Vu les autres pièces du dossier ;

Vu :

- le code de l'action sociale et des familles ;

- le code général des collectivités territoriales ;

-les décrets n° 2013-793 du 30 août 2013, n° 2014-1127 du 3 octobre 2014, n° 2015-1231 du 6 octobre 2015, n° 2016-1726 du 29 septembre 2016 et n° 2017-739 du 4 mai 2017 portant revalorisation exceptionnelle du montant forfaitaire du revenu de solidarité active ;

- l'arrêté interministériel du 2 décembre 2020 fixant le montant des accroissements de charge résultant pour les départements des revalorisations exceptionnelles du RSA ;

- le code de justice administrative ;

Les parties ont été régulièrement averties du jour de l'audience.

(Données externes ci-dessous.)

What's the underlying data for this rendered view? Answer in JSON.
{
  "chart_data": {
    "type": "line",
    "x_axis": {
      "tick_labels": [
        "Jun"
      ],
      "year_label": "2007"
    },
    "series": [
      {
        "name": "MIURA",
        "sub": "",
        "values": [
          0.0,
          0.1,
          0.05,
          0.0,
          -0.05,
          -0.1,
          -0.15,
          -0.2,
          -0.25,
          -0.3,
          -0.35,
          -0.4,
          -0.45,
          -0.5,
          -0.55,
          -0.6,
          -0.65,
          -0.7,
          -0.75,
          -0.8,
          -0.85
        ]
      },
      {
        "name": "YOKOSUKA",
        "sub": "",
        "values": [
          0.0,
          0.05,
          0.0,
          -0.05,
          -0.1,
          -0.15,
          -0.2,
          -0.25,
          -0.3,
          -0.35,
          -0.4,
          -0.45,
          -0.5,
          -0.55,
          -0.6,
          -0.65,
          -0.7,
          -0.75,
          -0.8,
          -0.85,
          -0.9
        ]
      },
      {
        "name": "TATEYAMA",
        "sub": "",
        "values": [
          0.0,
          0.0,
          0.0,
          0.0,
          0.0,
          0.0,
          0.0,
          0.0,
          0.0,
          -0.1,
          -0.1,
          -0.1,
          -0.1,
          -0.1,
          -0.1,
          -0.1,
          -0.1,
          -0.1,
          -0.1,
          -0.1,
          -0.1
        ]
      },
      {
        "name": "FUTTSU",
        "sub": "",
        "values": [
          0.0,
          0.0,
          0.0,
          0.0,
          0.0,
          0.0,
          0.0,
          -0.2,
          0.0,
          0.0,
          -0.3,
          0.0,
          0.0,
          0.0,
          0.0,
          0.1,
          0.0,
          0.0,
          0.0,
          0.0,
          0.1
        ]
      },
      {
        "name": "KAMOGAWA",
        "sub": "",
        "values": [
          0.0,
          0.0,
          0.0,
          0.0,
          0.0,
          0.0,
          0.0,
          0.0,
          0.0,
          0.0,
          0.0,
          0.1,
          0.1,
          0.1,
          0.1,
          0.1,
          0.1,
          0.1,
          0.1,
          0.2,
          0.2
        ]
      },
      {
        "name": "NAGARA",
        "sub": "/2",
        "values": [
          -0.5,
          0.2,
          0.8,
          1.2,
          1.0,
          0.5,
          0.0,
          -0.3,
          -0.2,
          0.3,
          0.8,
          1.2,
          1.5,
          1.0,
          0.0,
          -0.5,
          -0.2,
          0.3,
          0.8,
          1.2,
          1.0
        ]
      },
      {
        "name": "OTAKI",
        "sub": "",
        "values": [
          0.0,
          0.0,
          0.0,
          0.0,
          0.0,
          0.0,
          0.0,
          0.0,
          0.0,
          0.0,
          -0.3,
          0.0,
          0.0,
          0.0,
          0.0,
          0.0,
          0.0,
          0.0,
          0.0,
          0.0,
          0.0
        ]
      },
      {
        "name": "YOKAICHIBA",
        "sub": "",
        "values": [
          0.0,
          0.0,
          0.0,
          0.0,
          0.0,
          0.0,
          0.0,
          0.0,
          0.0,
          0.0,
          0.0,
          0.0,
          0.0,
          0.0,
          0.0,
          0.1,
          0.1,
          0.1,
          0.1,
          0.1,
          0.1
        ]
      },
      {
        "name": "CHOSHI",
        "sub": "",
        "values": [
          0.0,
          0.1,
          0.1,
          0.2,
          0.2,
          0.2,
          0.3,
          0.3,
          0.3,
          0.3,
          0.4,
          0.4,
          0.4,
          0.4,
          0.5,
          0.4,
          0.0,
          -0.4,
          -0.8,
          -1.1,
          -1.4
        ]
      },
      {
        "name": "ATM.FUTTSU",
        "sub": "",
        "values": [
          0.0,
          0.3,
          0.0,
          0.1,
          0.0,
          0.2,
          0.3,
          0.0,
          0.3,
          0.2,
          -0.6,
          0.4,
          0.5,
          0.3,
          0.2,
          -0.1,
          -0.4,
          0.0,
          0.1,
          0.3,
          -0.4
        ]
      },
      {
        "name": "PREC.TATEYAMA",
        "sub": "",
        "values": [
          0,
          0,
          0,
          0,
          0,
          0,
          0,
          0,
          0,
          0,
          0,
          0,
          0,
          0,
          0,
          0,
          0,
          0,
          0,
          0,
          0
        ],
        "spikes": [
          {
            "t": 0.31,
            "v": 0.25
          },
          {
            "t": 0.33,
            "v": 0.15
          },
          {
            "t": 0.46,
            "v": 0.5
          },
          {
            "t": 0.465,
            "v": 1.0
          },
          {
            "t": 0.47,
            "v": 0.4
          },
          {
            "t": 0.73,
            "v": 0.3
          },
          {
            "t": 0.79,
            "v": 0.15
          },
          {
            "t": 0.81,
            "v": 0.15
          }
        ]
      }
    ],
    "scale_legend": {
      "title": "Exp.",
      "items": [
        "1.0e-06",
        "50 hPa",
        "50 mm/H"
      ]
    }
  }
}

Ont été entendus au cours de l'audience publique :

- le rapport de Mme Larsonnier,

- les conclusions de Mme Bernard, rapporteure publique,

- et les observations de Me Rouikha, représentant le département du Tarn.

Considérant ce qui suit :

1. Par cinq décrets en date des 30 août 2013, 3 octobre 2014, 6 octobre 2015, 29 septembre 2016 et 4 mai 2017, le Premier ministre a procédé à cinq revalorisations du montant forfaitaire du revenu de solidarité active (RSA) conformément à l'engagement pris par le Gouvernement dans le cadre du plan pluriannuel contre la pauvreté et pour l'inclusion sociale adopté le 21 janvier 2013, engagement selon lequel, en 2017, le montant forfaitaire du RSA socle aurait gagné 10 % en sus de l'inflation. Par des courriers du 22 septembre 2020, reçus le 24 septembre suivant, le président du conseil départemental du Tarn a saisi respectivement le ministre de l'intérieur et le ministre de l'économie, des finances et de la relance d'une demande tendant à ce que, d'une part, soit édicté l'arrêté prévu par l'article L. 1614-3 du code général des collectivités territoriales, constatant le montant des dépenses du département résultant de l'accroissement de charges à la suite de la revalorisation exceptionnelle du montant forfaitaire du RSA, pour chacun des décrets de revalorisation exceptionnelle du RSA et, d'autre part, lui soit versée une compensation financière d'un montant total de 23 753 000 euros au titre de l'accroissement de ses charges dû à cette revalorisation exceptionnelle du RSA pour la période comprise entre 2013 et 2019. Ces demandes ont été implicitement rejetées. Le 18 décembre 2020, le département du Tarn a saisi le tribunal administratif de Paris d'une demande tendant à l'annulation des décisions implicites du ministre de l'intérieur et du ministre de l'économie, des finances et de la relance en ce qu'elles ont rejeté sa demande tendant à l'édiction de cinq arrêtés sur le fondement de l'article L. 1614-3 du code général des collectivités territoriales. Par un jugement du 26 septembre 2023, dont le département du Tarn relève appel, le tribunal administratif de Paris a rejeté sa demande.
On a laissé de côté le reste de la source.